On descendit donc au jardin, pour attendre le dîner. Madame Zakhlébinine, qui depuis longtemps ne souhaitait qu'une chose, faire sa sieste, dut sortir avec tout le monde, mais s'arrêta prudemment sur la terrasse, où elle s'assit, et s'assoupit aussitôt. Au jardin, les rapports entre Veltchaninov et les jeunes filles furent bien vite devenus tout à fait familiers et amicaux. Il vit aussitôt sortir des villas voisines, pour venir se joindre à eux, deux ou trois jeunes gens: l'un était étudiant, l'autre encore un lycéen; chacun d'eux rejoignit la jeune fille pour laquelle il venait.
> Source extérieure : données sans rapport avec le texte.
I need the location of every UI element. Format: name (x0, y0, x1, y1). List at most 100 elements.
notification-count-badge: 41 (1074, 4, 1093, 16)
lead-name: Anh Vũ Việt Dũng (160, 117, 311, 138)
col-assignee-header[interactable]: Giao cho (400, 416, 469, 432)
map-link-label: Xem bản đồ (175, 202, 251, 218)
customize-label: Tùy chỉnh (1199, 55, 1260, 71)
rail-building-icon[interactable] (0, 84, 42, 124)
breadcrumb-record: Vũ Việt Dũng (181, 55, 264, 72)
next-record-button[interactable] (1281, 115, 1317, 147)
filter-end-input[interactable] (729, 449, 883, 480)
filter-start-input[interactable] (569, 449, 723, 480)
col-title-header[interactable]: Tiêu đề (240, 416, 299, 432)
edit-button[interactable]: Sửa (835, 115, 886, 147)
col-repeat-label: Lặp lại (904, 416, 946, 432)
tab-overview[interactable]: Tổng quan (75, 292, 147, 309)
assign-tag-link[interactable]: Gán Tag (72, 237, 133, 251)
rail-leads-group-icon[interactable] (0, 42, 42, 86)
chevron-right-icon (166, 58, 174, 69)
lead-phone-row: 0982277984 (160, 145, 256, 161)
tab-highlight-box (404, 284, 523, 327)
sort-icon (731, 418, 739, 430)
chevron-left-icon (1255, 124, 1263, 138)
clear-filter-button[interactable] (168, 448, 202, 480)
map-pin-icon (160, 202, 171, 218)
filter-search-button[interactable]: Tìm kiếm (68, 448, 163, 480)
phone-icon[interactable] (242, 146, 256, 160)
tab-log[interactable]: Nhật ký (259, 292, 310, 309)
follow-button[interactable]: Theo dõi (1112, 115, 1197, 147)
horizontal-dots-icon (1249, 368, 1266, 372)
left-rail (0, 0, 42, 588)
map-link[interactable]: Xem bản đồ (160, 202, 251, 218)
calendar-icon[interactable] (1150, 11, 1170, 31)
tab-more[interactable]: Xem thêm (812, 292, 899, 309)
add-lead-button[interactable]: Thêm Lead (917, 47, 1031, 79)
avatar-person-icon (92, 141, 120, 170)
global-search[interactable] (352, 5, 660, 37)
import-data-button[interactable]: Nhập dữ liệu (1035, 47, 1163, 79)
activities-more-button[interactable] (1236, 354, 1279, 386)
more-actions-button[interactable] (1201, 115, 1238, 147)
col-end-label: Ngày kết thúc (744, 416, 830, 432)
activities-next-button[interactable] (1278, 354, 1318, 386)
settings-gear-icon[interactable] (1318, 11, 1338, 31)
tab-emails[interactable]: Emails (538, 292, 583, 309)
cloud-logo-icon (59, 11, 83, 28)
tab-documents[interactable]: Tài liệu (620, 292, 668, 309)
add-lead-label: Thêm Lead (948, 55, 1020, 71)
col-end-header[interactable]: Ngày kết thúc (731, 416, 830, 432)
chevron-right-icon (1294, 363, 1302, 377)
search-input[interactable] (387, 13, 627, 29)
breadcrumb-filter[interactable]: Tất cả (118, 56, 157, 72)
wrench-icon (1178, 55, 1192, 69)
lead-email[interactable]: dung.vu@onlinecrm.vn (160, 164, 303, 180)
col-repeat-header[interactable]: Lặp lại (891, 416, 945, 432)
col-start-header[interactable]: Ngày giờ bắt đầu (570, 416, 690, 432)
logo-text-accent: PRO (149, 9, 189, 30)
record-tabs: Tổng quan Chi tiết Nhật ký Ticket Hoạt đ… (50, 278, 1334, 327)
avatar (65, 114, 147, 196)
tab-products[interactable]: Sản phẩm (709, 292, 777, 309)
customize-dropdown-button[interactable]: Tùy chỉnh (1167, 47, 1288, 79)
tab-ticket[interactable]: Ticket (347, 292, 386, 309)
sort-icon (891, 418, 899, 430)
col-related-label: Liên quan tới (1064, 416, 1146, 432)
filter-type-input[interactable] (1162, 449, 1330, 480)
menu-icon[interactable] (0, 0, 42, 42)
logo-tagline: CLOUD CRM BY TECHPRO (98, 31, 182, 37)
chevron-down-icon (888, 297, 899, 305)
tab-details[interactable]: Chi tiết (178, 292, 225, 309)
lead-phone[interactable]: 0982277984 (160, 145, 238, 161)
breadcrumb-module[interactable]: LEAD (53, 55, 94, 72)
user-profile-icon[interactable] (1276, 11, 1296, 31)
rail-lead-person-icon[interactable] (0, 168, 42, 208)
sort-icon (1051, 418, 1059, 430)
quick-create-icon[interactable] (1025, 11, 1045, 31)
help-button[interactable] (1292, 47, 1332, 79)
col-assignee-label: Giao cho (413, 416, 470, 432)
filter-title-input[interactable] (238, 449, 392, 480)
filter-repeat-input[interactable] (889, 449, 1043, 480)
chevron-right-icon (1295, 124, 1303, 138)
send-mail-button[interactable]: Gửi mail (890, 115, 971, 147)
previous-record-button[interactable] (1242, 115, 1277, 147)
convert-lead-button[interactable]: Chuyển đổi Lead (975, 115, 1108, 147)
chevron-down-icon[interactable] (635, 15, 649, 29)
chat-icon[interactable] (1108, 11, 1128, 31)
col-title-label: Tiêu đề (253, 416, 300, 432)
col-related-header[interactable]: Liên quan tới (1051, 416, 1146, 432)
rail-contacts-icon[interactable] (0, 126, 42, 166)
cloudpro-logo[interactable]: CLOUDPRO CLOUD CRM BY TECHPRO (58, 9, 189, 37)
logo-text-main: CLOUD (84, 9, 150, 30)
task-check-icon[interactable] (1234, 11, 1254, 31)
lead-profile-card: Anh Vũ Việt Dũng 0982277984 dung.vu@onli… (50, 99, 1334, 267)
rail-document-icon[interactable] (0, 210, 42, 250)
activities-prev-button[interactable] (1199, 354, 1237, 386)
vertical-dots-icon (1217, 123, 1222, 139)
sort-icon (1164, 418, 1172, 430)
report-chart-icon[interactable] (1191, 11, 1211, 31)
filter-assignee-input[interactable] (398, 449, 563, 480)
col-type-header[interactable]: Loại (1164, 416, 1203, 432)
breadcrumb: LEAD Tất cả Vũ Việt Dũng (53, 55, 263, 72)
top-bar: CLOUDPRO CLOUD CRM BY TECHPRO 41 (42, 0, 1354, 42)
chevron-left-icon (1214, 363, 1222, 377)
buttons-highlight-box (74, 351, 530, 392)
Le troisième était un garçon de vingt ans, l'air sombre, les cheveux embroussaillés, avec d'énormes lunettes bleues; il se mit à causer à voix basse, très vite, les sourcils froncés, avec Maria Nikitichna et Nadia. Il jetait vers Veltchaninov des regards durs, et semblait prendre à tâche d'avoir à son égard une attitude extraordinairement méprisante.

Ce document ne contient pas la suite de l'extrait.